COVID-19: Managing Reentry Differences

Anne Rulo COVID-19: Managing Reentry Differences

Hold tight folks, things are changing again. And now, even though we’re moving in the other direction, it will require adjustment. Reopening is going to have its own challenges, just as the shutdown did. But they’re going to look a little different.

One of the interesting differences about reopening is that our experiences are going to be more varied. When we entered isolation we were either essential or we weren’t. That, along with support/family structure, determined a lot of what we experienced. But reentry? We have more choices. And, while choice seems positive, it also carries the increased opportunity for comparison and conflict. In short, there is the potential to get frustrated with how others decide to handle this.

For some, reopening couldn’t happen fast enough. It’s not a wish for flippant freedom. There is real distress tied to real needs. Reopening allows them to earn a paycheck, re-open the business that feeds their family or get the “elective” healthcare that alleviates their pain.

For others, reopening is terrifying. Isolation provided comfort as vulnerable individuals faced what the coronavirus could do to them or their families. They do not want others, or the economy, to suffer but they stare at those concerns through the lens of death. This is not a choice. And, it grants us pause should we think anyone is being “too cautious”.

But, as with most things, the majority of us will be somewhere in the middle. We are about to make a bunch of decisions about how cautious we want to be — and make those choices alongside others who may or may not feel the same way.

Per usual, there will be strangers (in-person or media) offering opinions that push against our own. Feel free to engage, listen, or disconnect. This is the more global part of defining our boundaries. However, it is the boundaries we will navigate in our personal relationships that have my attention. Because the weeks, likely months, ahead could be…sticky.

In a pre-COVID world where being with friends and family did not potentially equate with illness or death, we just had to decide if we had the time or desire to be together. It’s not as easy now. Decisions about friendships, family gatherings, play dates, travel, and physical touch are all evaluated with an asterisk. An asterisk that some people put more emphasis on than others.

The central message is this. We want to get on the other side of this mess with our families and friendships intact. And, that will require us to be really patient and empathic when we find ourselves on different pages.

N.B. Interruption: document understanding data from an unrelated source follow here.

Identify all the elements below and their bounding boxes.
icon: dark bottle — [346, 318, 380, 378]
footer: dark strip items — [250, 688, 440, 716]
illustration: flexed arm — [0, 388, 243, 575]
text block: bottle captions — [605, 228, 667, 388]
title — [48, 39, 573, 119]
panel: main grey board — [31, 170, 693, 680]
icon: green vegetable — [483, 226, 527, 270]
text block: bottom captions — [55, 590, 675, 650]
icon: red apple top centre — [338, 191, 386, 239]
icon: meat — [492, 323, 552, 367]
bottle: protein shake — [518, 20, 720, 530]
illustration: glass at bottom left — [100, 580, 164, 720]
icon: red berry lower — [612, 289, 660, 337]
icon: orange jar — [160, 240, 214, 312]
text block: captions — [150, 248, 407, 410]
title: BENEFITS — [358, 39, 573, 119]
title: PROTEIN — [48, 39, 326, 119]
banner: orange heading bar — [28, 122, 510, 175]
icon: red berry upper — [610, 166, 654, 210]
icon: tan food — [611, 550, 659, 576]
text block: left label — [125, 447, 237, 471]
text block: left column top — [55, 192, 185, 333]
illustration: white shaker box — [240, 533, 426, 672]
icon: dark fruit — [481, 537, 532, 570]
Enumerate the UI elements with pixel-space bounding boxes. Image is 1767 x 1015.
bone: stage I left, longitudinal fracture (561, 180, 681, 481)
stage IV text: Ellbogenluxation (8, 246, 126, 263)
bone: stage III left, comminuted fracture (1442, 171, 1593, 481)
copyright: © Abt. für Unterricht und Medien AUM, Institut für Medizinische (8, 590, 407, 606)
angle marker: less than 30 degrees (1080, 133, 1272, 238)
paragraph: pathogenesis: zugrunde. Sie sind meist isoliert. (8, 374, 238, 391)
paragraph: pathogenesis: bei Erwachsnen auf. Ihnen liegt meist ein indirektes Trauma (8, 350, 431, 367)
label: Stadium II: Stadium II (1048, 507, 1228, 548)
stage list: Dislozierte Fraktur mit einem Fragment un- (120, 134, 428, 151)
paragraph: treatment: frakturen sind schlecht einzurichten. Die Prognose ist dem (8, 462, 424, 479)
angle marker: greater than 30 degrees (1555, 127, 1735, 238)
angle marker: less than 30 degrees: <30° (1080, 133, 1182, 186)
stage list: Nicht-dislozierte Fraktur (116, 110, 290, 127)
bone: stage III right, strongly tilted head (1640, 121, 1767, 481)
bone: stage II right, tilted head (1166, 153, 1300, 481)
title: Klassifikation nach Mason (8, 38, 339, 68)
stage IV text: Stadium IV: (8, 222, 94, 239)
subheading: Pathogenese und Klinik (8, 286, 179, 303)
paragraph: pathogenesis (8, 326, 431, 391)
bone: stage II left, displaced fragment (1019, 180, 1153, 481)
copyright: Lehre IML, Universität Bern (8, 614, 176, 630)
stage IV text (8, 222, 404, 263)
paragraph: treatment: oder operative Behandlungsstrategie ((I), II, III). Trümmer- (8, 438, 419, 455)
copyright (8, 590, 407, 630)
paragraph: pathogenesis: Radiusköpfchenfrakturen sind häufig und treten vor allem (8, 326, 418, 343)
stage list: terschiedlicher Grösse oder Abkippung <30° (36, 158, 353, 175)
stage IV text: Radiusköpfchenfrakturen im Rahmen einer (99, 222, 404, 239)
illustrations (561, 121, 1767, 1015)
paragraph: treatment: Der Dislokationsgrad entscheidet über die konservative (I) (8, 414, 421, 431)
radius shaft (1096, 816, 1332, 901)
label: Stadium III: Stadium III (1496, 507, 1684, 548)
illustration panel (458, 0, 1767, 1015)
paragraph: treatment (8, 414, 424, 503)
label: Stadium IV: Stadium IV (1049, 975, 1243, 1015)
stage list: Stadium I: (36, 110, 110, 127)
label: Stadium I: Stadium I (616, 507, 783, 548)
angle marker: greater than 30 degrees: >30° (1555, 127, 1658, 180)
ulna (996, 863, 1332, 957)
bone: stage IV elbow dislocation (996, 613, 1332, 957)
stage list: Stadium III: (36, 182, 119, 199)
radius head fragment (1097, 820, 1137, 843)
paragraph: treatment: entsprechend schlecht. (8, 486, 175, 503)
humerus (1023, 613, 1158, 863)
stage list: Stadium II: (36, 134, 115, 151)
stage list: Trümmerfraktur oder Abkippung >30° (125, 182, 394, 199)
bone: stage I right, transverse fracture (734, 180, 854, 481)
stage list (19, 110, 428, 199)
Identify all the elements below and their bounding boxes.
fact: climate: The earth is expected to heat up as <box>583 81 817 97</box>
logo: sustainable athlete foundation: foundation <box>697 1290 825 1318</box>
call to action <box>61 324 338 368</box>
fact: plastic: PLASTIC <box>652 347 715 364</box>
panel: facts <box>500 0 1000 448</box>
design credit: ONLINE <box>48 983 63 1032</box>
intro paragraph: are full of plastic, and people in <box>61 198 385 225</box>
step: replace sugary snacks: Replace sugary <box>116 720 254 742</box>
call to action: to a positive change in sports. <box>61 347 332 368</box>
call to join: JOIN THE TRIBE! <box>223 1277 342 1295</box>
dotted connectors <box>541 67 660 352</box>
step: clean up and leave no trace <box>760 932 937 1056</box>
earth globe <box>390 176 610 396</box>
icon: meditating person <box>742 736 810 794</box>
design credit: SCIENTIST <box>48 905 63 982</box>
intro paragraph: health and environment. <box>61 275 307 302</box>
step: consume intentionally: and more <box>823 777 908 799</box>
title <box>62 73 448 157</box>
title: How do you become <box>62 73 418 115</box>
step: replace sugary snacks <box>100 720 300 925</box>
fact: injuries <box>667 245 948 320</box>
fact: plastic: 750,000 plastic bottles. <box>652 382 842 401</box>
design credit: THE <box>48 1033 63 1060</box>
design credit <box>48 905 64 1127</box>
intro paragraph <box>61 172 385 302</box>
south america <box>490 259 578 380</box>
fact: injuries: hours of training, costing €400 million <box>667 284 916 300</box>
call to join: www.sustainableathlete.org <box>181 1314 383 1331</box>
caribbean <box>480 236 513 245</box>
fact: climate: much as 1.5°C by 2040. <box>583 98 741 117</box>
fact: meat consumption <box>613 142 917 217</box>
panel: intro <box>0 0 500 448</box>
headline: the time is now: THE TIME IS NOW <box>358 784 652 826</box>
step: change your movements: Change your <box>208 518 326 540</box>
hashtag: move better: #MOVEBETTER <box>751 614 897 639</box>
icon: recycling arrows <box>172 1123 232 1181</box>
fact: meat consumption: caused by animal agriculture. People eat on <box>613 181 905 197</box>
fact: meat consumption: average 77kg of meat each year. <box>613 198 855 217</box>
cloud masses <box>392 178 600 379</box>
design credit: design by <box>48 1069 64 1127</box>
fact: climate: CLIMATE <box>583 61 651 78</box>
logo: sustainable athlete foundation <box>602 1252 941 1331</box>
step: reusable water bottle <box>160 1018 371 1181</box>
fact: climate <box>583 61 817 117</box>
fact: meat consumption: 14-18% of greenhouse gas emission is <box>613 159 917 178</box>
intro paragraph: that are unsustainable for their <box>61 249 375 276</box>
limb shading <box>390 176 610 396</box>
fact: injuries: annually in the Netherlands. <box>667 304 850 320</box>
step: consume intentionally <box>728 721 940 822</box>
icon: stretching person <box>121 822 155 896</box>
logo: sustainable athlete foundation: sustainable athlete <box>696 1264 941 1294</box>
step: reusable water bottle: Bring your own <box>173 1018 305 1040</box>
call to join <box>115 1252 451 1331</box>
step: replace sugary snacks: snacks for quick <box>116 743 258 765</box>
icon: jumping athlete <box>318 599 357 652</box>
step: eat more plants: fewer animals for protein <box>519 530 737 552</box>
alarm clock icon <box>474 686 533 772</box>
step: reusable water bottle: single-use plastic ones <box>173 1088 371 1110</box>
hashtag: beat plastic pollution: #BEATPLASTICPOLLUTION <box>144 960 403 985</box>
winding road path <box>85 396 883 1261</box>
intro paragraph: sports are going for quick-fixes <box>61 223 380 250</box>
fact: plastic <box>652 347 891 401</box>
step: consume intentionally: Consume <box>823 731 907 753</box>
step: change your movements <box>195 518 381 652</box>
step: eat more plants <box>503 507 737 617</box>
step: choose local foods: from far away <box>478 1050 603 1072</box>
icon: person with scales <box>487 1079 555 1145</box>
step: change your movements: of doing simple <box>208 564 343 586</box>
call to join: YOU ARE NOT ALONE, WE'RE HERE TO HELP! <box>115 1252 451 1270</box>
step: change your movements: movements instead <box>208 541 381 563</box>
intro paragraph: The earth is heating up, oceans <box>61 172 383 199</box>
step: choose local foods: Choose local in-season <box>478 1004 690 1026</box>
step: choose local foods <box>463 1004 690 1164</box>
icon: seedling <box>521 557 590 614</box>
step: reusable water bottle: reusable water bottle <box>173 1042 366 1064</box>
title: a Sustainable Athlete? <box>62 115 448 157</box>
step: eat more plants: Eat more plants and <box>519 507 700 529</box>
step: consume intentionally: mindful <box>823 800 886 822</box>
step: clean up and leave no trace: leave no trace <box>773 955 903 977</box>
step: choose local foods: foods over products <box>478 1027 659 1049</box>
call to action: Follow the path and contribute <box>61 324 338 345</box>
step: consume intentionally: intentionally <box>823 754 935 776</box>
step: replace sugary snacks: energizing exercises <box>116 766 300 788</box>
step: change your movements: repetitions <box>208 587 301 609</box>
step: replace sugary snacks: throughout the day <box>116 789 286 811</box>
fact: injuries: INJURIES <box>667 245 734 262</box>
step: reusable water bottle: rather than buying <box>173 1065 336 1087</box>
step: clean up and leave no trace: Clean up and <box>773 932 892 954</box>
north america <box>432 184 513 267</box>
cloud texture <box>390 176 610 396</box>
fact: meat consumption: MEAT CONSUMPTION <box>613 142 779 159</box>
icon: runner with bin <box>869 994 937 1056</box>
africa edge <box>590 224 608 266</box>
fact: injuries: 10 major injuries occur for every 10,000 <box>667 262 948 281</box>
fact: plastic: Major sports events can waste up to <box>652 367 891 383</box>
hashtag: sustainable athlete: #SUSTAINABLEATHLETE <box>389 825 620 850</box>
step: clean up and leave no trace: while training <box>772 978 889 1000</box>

Here’s what those different pages might look like:

  • I’m ready for my kids to play with their friends. Their families aren’t ready yet.
  • I am not ready to see my neighbors but they asked if we would come over.
  • I invited my coworker out to lunch, she says she’s not ready for restaurants yet.
  • Everyone else has taken their mask off and I haven’t. I hope they will support me.
  • I’m ready to see my grandchildren. Their parents are more cautious.
  • My adult children want to visit. I want to see them but I’m scared about my health.
  • I want to plan a summer vacation, my spouse is nervous to travel.
  • I just want to give my friend a hug, and she would like one but it feels too risky.

The differences are almost inevitable but conflict over them does not have to be. Here are some tips for navigating differences of opinion on the “right” way to reenter.

  • It’s okay to share that you have a different opinion and how that makes you feel (i.e. I’m sad I don’t get to see you but I’ll respect where you are). It is going to be less well-received if you insist you are right, they are wrong, or use your emotional reaction to guilt the other party.
  • Remember that this experience continues to be temporary. You figured out how to make modifications to stay connected during isolation. It’s worth considering if you want to be in conflict over these differences or continue with the modifications to remain connected.
  • Your boundaries, especially if yours are more restricted, are okay. You do not need to feel bad about prioritizing your safety or your health. Be okay with hearing that people miss you and want to be with you. Try not to hear it as criticism. Ask for respect if it is.
  • Empathy. People are going to have so many reasons (realized and unrealized) that go into how they choose to reenter. Empathy does not require understanding, it just requires care. I can love you for who and where you are even if it makes no sense to me.

It feels like I have said this so many times already but I’ll say it again, hang in there folks. This is hard. This is long. But, however we want to approach our coming freedom will hopefully not be worth sacrificing our relationships over. Love people. Be patient. Be kind. We will get there.